Harry, içtiği portakal suyunu kusarcasına püskürttü. "Derdin ne senin?!" diye bağırdı Ron'a.
Ron, anlattığından pişman olmuş gibi -ve tabi kızaran bir suratla- Harry'e baktı. "Şey, sadece zorla kızlar yatakhanesine girdim."
"Ya içeride Lavender olsaydı, ya da başka biri? Bunu hiç düşündün mü?"
"Evet," dedi Ron sakin kalmaya çalışarak. "Evet, bunu düşündüm ve Hermione'nin eşyalarını karıştırmakta bir sakınca görmedim. Yani sonuçta, onun 6 senelik arkadaşıyım, değil mi?"
"Neler oluyor?" diyerek Harry'nin yanına yerleşti Hermione.
Harry ve Ron aynı anda konuştular. "Hiçbir şey olmuyor!"
***
"Aramızdakileri kimse öğrenmez değil mi Draco?" diye fısıldadı Hermione, Draco'nun arkasından yavaşça ilerlerken.
"Aramızdakileri mi? Aramızda hiçbir şey yok Granger."
"Ama-"
Malfoy, kıza alayla bakarak güldü ve ilerlemeye başladı.
"Okul 2 hafta sonra kapanacak ve ben seneye gelmeyeceğim."
Draco cevap vermedi.
"Voldemort yüzünden."
Hermione Voldemort deyince, Draco istemeden titredi ve arkasını dönerek ona bağırdı. "Onun adını bir daha asla söyleme!"
Hermione, gözlerini kocaman açarak ve kırıldığını belli etmemeye çalışarak, kaçarcasına İhtiyaç Odası'ndan çıktı. Draco boş boş etrafına baktı, daha sonra sol koyunu sıyırıp, o nefret ettiği işarete asayla dokundu.
Kolundaki yılan, yavaşça hareket ederken Snape birden İhtiyaç Odası'na girdi ve sinirle Draco'ya baktı. "Ne yapıyorsun, Malfoy?" dedi oldukça kızgın bir ses tonuyla. "Baban gibi Azkaban'ı mı boylamak istiyorsun?

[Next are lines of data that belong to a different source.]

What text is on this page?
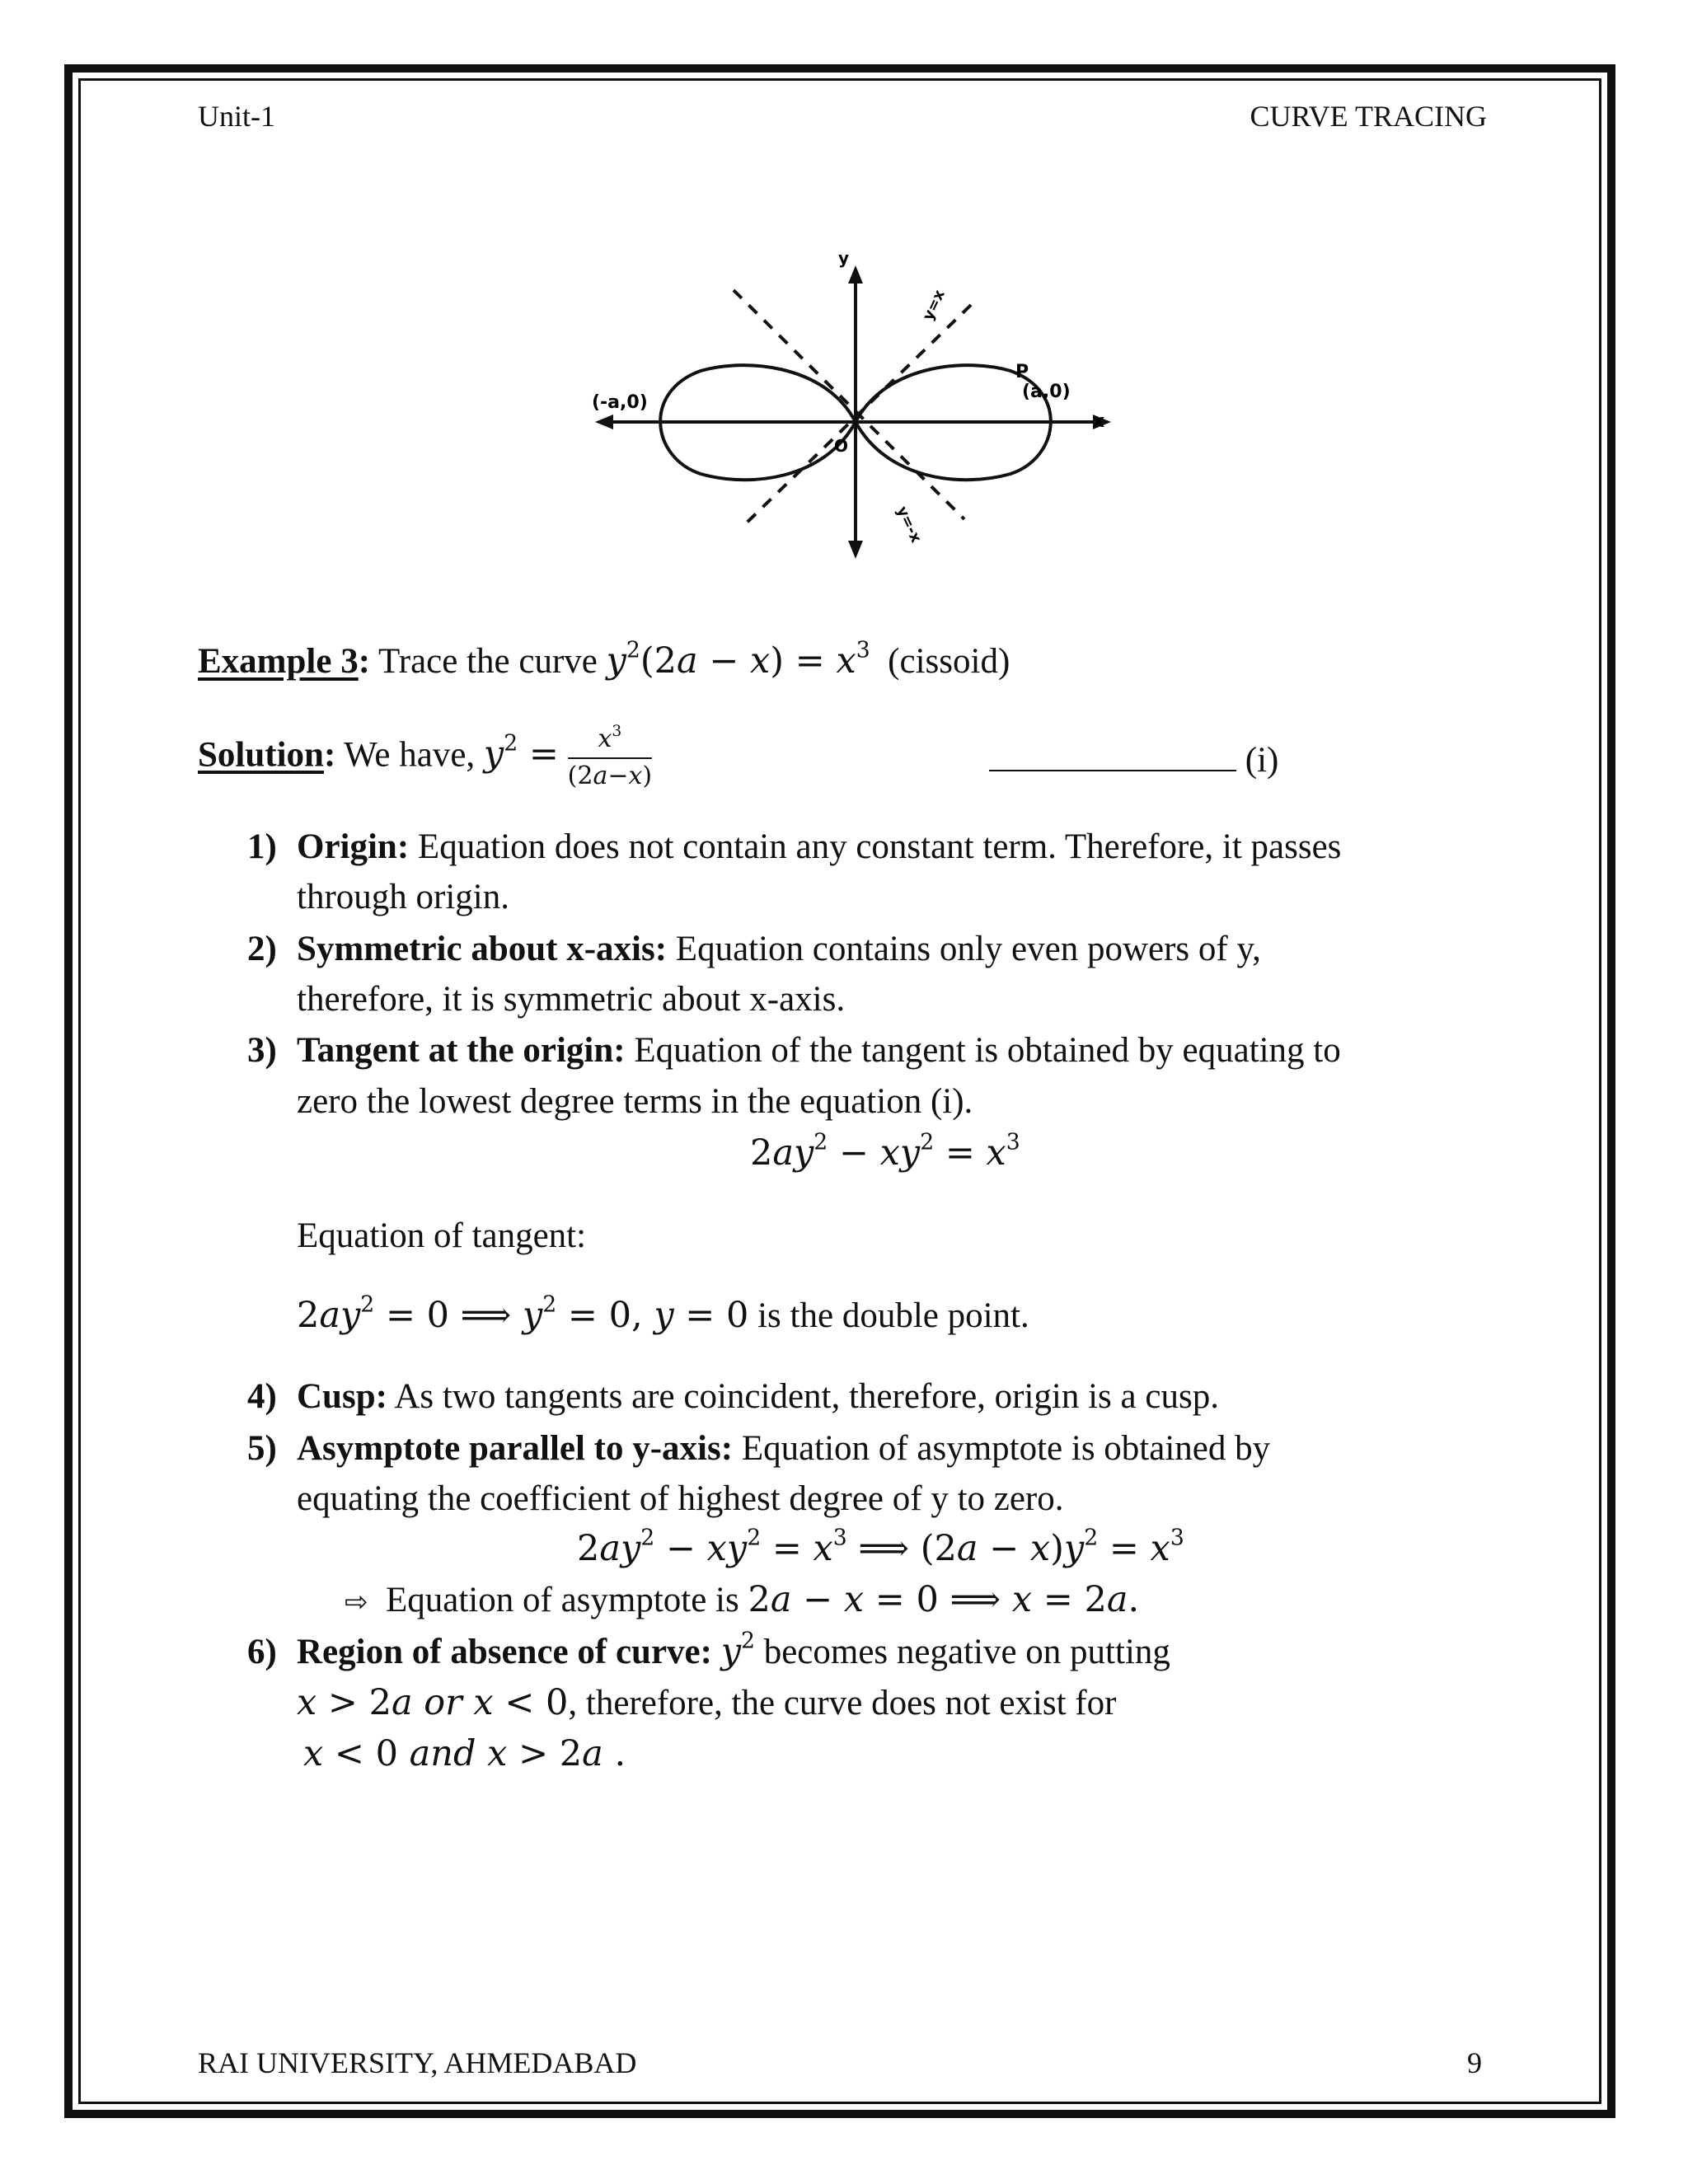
Unit-1	CURVE TRACING
y
x
(-a,0)
(a,0)
P
O
y=x
y=-x
Example 3: Trace the curve $y^2(2a - x) = x^3$ (cissoid)
Solution: We have, $y^2 = \frac{x^3}{(2a-x)}$	(i)
1) Origin: Equation does not contain any constant term. Therefore, it passes
through origin.
2) Symmetric about x-axis: Equation contains only even powers of y,
therefore, it is symmetric about x-axis.
3) Tangent at the origin: Equation of the tangent is obtained by equating to
zero the lowest degree terms in the equation (i).
$2ay^2 - xy^2 = x^3$
Equation of tangent:
$2ay^2 = 0$ ⟹ $y^2 = 0$, y = 0 is the double point.
4) Cusp: As two tangents are coincident, therefore, origin is a cusp.
5) Asymptote parallel to y-axis: Equation of asymptote is obtained by
equating the coefficient of highest degree of y to zero.
$2ay^2 - xy^2 = x^3$ ⟹ $(2a - x)y^2 = x^3$
⇨ Equation of asymptote is 2a − x = 0 ⟹ x = 2a.
6) Region of absence of curve: $y^2$ becomes negative on putting
x > 2a or x < 0, therefore, the curve does not exist for
x < 0 and x > 2a .
RAI UNIVERSITY, AHMEDABAD	9
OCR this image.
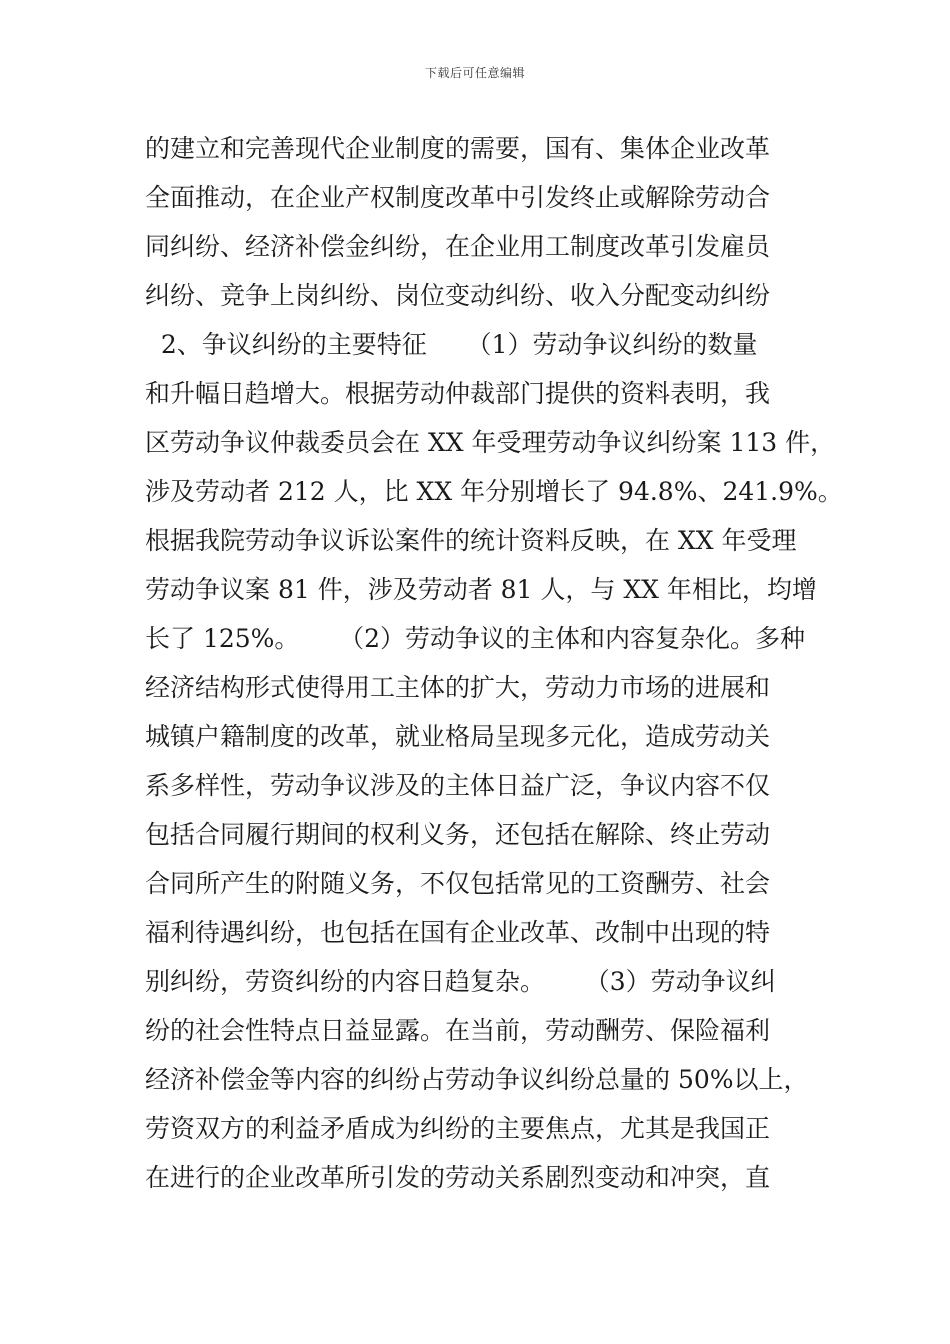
下载后可任意编辑
的建立和完善现代企业制度的需要，国有、集体企业改革
全面推动，在企业产权制度改革中引发终止或解除劳动合
同纠纷、经济补偿金纠纷，在企业用工制度改革引发雇员
纠纷、竞争上岗纠纷、岗位变动纠纷、收入分配变动纠纷
2、争议纠纷的主要特征     （1）劳动争议纠纷的数量
和升幅日趋增大。根据劳动仲裁部门提供的资料表明，我
区劳动争议仲裁委员会在 XX 年受理劳动争议纠纷案 113 件，
涉及劳动者 212 人，比 XX 年分别增长了 94.8%、241.9%。
根据我院劳动争议诉讼案件的统计资料反映，在 XX 年受理
劳动争议案 81 件，涉及劳动者 81 人，与 XX 年相比，均增
长了 125%。     （2）劳动争议的主体和内容复杂化。多种
经济结构形式使得用工主体的扩大，劳动力市场的进展和
城镇户籍制度的改革，就业格局呈现多元化，造成劳动关
系多样性，劳动争议涉及的主体日益广泛，争议内容不仅
包括合同履行期间的权利义务，还包括在解除、终止劳动
合同所产生的附随义务，不仅包括常见的工资酬劳、社会
福利待遇纠纷，也包括在国有企业改革、改制中出现的特
别纠纷，劳资纠纷的内容日趋复杂。     （3）劳动争议纠
纷的社会性特点日益显露。在当前，劳动酬劳、保险福利
经济补偿金等内容的纠纷占劳动争议纠纷总量的 50%以上，
劳资双方的利益矛盾成为纠纷的主要焦点，尤其是我国正
在进行的企业改革所引发的劳动关系剧烈变动和冲突，直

Kolundaki o işareti saklamazsan Karanlık Lord'un emirlerini öğrenmiş kadar olurlar. Bunu istiyor musun? Karanlık Lord'un seni öldürmesini?"
Draco olumsuz anlamda kafasını sağa sola salladı.
"Güzel," dedi Snape tatmin olmuş bir ifadeyle. "Öyleyse başlayalım. Sen Dumbledore'u öldürmek için görevlendirildin. Bunu biliyorsun. Ve umarım bunu yapabilirsin çocuk, yoksa Dumbledore'u öldürmek gibi bir niyetim yok."
"Neden?" dedi Draco alayla. "Dumbledore'u çok mu seviyorsun?"
"Kes!" diye böğürdü Snape.
Draco kapının kenarına geldi. "Ne zaman yapacağım?"
"Ne zaman hazır olursan. Acele etsen iyi olur."
Draco kapıdan çıktı ve koşarak Astronomi kulesine gitti.
"Bornvoard!" diye böğürdü ve yukarıdan, yeşil renkte karanlık işaret süzülmeye başladı. Ardından tekrar merdivenlerden indi. Yaklaşık 5 dakika sonra yeniden Astronomi Kulesi'ne çıkıyordu.
Draco, Dumbledore'u görünce aniden "Expelliarmus!" diye bağırdı.
"İyi akşamlar, Draco." dedi Dumbledore sakince.
Malfoy ileri adım atarak, Dumbledore ile ikisinin yalnız olup olmadıklarını kontrol etmek için çabucak çevreye bakındı. Gözleri ikinci süpürgeye ilişti. "Başka kim var burada?"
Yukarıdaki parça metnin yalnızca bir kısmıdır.